The Israeli settlement of Pisgat Zeev in east Jerusalem (centre) and the West bank village

An impending announcement to move the US embassy from Tel Aviv to occupied East Jerusalem reflects the “real danger” of President Trump’s pledges during the election campaign, Palestinian officials and analysts say.

And the move, should it become reality sooner than later as expected, should be considered a “criminal” act, allowing Israel to expand existing colonies at the expense of the Palestinian lands, they said.

“I consider it a criminal move against all international legitimacy and the resolutions about Jerusalem,” said Nabil Shaath, a senior Palestinian official who was the chief negotiator and is currently the head of the foreign relations branch of the ruling Fatah movement in occupied West Bank.

“Jerusalem is not a property for Trump nor Israel,” he told Gulf News.

“All of the agreements reached so far stipulate that occupied East Jerusalem is the capital of the future Palestinian state,” he said. “Therefore, moving the US embassy from Tel Aviv to East Jerusalem — and considering it to be the united capital of Israel — is a crime in the eyes of international law, he said.

“We should all face it,” he said. “This is Jerusalem we’re talking about. It’s not any other city. It’s unique.”

Occupied East Jerusalem is a red-button issue in Arab-Israeli conflict. The city was captured by Israel in the 1967 Arab-Israel war and later annexed by Israel to the western part of the city. According to international law, it is part of occupied Palestinian lands.

The US Congress had voted earlier to move the US embassy from its current location in Tel Aviv — where virtually all of the diplomatic missions are — to occupied Jerusalem. Despite that vote, every American president before Trump has postponed that move when it came up for automatic consideration every six months. Their reason was that the fate of the city is listed on the final status talks between Palestinians and Israeli. Those talks have never started

Throughout his election campaign, Trump repeatedly vowed to move the American diplomatic mission from Tel Aviv to occupied Jerusalem. However, his pledges were met with public assumption that it would be difficult to speculate on the actions of such a controversial figure, or indeed that he would make decisions based on his business acumen alone.
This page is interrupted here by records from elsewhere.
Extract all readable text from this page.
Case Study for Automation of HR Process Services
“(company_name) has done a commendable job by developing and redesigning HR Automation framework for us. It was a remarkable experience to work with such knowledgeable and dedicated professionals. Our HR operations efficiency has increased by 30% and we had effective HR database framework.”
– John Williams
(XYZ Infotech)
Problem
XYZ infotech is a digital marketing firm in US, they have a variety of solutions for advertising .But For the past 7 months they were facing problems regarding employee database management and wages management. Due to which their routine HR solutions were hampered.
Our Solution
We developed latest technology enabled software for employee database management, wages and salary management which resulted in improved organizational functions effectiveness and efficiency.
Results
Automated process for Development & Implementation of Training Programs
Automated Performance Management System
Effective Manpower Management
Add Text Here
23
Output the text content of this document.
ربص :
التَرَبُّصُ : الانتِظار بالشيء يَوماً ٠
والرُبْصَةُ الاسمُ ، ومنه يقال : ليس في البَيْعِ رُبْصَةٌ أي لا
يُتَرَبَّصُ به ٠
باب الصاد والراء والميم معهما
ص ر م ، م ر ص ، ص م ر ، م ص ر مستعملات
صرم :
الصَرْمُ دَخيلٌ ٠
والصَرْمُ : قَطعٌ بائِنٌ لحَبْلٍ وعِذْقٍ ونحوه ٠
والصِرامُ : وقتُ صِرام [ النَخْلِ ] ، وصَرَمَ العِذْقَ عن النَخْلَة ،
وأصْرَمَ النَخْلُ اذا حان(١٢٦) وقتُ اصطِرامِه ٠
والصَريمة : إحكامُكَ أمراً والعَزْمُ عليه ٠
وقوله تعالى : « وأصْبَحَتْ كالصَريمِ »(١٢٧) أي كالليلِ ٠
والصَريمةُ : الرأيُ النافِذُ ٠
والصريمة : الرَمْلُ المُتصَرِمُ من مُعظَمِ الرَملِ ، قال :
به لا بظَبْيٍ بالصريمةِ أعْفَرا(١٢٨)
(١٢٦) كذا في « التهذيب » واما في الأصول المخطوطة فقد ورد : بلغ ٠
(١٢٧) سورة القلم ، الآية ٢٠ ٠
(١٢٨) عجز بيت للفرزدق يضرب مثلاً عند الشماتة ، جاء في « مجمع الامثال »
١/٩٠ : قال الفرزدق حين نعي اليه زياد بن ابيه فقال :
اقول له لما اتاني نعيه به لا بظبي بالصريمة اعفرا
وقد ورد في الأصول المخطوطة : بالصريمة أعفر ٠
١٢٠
“We hoped Trump wouldn’t do it,” Atef Abu-Seif, a Gaza-based political analyst told Gulf News.

Apart from being against all international laws, moving the US embassy constitutes “an insult to all Muslims’ feelings, ridiculing Arab politics and shows the indifference of the new US administration to the Palestinian and Arab positions,” Abu-Seif added.

The move, if it happens, will reflect also on annexing the existing colonial “blocs” built on Palestinian lands to Israel.

“The timing of the announcement is an important signal in terms of President Trump’s engagement and priorities in terms of Israel over other important foreign policies in the Middle East such as the war against Daesh,” explained Beverly Milton-Edwards, visiting fellow at the Brookings Institute in Doha and a UK political scientist. “It is unlikely the move will take place in the near future and this announcement may well be a way of testing the waters

she said its impact will be negative across the region in terms of wider issues of defence and security of US national interests, and it may well be read in some regional capitals as highly antagonistic. “The EU and UN are hardly likely to be inclined to support President Trump breaking international consensus on this issue,” she said.

Currently, the Israelis are calling on the new US administration to “revive the Bush letter”, he added. He was referring to a letter which former President George W. Bush wrote to Ariel Sharon in 2004 (before Israel’s unilateral withdrawal from the Gaza Strip|) with the aim of encouraging Israel to withdraw from occupied Palestinian lands.

According to press reports, Bush affirmed in his recognition that “in light of new realities on the ground, including already existing major Israeli population centres, it is unrealistic to expect that the outcome of final status negotiations will be a full and complete return to the armistice lines of 1949.”

“The Palestinian Authority needs to reconsider its strategy,” Abu-Seif said. Announcing that they are not any more concerned with the peace process, and they won’t sign a peace treaty with Israel is an option on the table, he noted.

“Let the world be responsible for its inability not only to bring Israel to the negotiation table, but also making the US accept the process,” he said.

“We will boycott the US, and complain to the United Nations Security Council,” Shaath said.

“We will take every legal, official and popular path to confront the US move. We expect similar moves from our Arab brothers.